Abu Dhabi's Sorouh Real Estate , which has agreed to merge with Aldar Properties, has reported an 21.2-per cent rise in fourth-quarter net profit, driven by income from government projects and higher leasing revenue.

Abu Dhabi's second largest property developer by market value, posted a quarterly consolidated net profit of Dh118.9 million ($32.37 million), compared with Dh98.1 million dirhams in the prior-year period, it said in a bourse statement on Thursday.

The earnings missed forecasts of brokerages Sico Bahrain and Arqaam Capital that had estimated net profits of Dh119.6 million and Dh168 million respectively.

Revenue from Abu Dhabi's national housing projects totalled Dh443 million in the fourth quarter, up 41 per cent year-on-year, said the firm. The leasing portfolio generated Dh67 million of revenue in quarter, up 43 per cent compared to the same period in 2011.

The profit for 2012 was Dh442.6 million compared with Dh334.7 million for 2011.

Revenue for the year was Dh3 billion, down 20 per cent. The company booked fair value loss on investment of Dh108.9 million and impairment of goodwill of Dh35.8 million.

Shareholders of Sorouh and Aldar will vote on the proposed merger on February 21.

Under the merger proposal, Sorouh shareholders will get 1.288 Aldar shares for every share they own. Sorouh will be dissolved and delisted from the local bourse after the merger.

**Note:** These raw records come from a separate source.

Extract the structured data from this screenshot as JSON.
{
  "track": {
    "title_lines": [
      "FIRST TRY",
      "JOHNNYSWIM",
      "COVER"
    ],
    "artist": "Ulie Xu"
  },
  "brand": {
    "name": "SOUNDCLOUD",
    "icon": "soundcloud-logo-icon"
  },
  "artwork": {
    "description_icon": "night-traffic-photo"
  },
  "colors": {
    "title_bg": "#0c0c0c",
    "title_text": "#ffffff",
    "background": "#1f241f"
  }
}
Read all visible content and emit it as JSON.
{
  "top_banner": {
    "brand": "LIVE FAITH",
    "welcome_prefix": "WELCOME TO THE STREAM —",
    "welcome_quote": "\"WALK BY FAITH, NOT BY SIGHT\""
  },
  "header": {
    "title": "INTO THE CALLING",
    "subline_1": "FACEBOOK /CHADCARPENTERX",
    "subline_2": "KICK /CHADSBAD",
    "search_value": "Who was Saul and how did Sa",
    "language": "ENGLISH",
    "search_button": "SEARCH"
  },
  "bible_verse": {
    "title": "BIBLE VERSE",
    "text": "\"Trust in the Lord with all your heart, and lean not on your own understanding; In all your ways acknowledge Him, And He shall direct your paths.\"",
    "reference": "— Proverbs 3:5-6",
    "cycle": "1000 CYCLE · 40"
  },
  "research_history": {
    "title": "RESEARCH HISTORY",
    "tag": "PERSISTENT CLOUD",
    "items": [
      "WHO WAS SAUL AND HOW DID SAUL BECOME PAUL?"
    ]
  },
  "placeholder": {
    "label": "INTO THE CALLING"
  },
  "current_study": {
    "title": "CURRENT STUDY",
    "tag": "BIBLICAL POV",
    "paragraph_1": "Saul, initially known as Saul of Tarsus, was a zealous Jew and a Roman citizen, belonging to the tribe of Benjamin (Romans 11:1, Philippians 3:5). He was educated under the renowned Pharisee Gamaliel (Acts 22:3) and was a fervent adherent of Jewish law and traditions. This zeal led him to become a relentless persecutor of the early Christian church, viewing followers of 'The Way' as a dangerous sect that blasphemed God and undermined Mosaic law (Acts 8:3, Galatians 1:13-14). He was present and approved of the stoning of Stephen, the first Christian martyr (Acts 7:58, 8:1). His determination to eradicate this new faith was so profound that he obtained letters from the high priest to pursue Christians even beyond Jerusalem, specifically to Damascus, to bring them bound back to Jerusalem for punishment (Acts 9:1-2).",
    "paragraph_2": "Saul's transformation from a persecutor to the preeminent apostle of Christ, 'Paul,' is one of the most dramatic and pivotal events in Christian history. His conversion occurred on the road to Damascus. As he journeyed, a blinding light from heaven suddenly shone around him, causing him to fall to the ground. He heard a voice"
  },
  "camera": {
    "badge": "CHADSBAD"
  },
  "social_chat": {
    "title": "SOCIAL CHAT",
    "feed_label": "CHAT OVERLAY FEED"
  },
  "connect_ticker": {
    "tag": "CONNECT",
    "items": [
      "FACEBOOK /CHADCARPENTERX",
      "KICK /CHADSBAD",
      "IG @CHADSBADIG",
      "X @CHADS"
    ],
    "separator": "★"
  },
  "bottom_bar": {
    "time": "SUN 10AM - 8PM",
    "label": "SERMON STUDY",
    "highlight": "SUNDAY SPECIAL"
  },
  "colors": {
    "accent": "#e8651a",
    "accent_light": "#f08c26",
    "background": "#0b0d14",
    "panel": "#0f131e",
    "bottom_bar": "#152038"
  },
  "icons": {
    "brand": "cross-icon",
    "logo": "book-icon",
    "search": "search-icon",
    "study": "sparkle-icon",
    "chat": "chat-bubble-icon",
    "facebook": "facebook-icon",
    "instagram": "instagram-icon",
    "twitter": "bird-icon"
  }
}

Sorouh's managing director Abubaker Seddiq Al Khouri, who is proposed to be the chairman of the merged entity, said the company would deliver over 7,000 units this year.

"These deliveries will strengthen cash flow and improve profitability," said al-Khouri.

Another 15,000 units are expected to enter Abu Dhabi's already oversupplied real estate market this year, property consultancy CBRE has said. The merger was a step by the government to revive the emirate's battered property sector.